Story: Michael Powell and Emeric Pressburger, based on the fairy tale by Hans Christian Anderson
Music: Bernard Herrmann
Director and choreographer: Matthew Bourne
Matthew Bourne has taken Michael Powell and Emeric Pressburger’s 1948, Technicolor masterpiece of British cinema, The Red Shoes and turned it into not only a fully fledged ballet but a triumphant feast for the eyes.
Along with struggling composer Julian Craster (Leonardo McCorkindale), aspiring dance star Victoria Page’s (Hannah Kremer) quiet determination takes her from the chorus line to centre stage when she impresses the Diaghilev-like ballet impresario Boris Lermontov (Reece Causton). However, it soon becomes a case of be careful what you wish for when she has to choose between love and her obsession for dance.
As ever in New Adventures work, this stage production is gloriously cinematic and replete with not only knife-edge drama but humour and tiny detail that evokes the era perfectly (the cigarettes dangling from the dancers’ mouths, the principal dancers miming their way through rehearsals, the sand dancers, muscle men and chorus girls are all particularly on point).
Lez Brotherston’s immaculate set design is a triumph, enhanced by Paule Constable’s atmospheric lighting, taking the action seamlessly from the elegant salons of London, to front and back stage of the ballet, the streets of Monte Carlo to a run-down East End music hall. The moving proscenium arch design is a fantastic feat of design invention and imagination, pirouetting across the stage sweeping the action along at speed.
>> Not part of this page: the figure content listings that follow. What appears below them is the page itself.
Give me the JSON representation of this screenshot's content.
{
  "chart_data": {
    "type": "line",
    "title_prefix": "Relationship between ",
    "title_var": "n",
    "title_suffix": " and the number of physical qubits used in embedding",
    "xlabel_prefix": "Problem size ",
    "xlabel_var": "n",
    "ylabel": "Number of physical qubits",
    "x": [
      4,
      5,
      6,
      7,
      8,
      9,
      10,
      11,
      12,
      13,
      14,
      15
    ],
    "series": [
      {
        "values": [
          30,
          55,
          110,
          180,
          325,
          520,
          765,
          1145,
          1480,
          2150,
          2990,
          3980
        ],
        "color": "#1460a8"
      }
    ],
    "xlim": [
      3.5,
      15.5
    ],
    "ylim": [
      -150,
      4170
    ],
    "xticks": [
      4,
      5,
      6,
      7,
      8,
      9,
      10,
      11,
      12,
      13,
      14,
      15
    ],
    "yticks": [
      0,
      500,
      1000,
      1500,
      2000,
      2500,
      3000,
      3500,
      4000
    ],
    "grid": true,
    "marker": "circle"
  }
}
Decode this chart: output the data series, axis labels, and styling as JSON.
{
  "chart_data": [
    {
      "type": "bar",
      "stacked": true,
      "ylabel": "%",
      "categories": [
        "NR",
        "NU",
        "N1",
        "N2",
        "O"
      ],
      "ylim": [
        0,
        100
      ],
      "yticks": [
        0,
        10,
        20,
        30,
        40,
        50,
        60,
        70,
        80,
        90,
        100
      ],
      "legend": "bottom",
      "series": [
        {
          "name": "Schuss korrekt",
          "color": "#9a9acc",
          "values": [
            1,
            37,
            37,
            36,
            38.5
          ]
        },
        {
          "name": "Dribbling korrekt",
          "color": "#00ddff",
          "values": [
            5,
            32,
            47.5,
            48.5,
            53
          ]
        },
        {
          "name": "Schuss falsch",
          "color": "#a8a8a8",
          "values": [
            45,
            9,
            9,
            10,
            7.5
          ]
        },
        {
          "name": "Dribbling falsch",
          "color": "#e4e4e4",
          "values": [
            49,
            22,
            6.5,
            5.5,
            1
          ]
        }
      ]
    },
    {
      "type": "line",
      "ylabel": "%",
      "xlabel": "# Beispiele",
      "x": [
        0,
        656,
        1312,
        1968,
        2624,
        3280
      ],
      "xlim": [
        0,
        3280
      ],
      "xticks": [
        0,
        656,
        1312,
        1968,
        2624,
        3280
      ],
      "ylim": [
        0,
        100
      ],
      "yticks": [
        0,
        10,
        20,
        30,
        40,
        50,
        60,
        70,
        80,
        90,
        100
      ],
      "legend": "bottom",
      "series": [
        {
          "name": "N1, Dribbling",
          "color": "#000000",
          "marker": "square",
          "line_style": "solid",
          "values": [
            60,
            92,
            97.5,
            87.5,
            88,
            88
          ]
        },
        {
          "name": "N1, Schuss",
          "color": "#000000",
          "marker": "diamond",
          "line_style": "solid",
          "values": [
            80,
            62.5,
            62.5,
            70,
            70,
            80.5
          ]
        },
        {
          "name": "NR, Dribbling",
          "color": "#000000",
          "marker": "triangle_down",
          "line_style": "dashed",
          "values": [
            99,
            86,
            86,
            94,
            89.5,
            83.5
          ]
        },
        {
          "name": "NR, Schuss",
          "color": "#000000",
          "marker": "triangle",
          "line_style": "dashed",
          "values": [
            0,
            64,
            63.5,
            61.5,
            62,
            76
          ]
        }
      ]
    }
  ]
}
Terry Davies’ orchestrations of the work of the legendary Bernard Herrman (taken from The Ghost and Mrs Muir and Citizen Kane) are faultless and lend the piece the suspense it requires. There’s also clever work from Paul Groothuis, whose sound design amps up the atmosphere.
The dancers are, as ever, universally outstanding, Kremer is fully channelling Moira Shearer and the choreography is detailed and utterly absorbing. There’s little more you can say save that this is an outstanding piece of dance theatre – a sumptuous visual feast that merits watching again and again.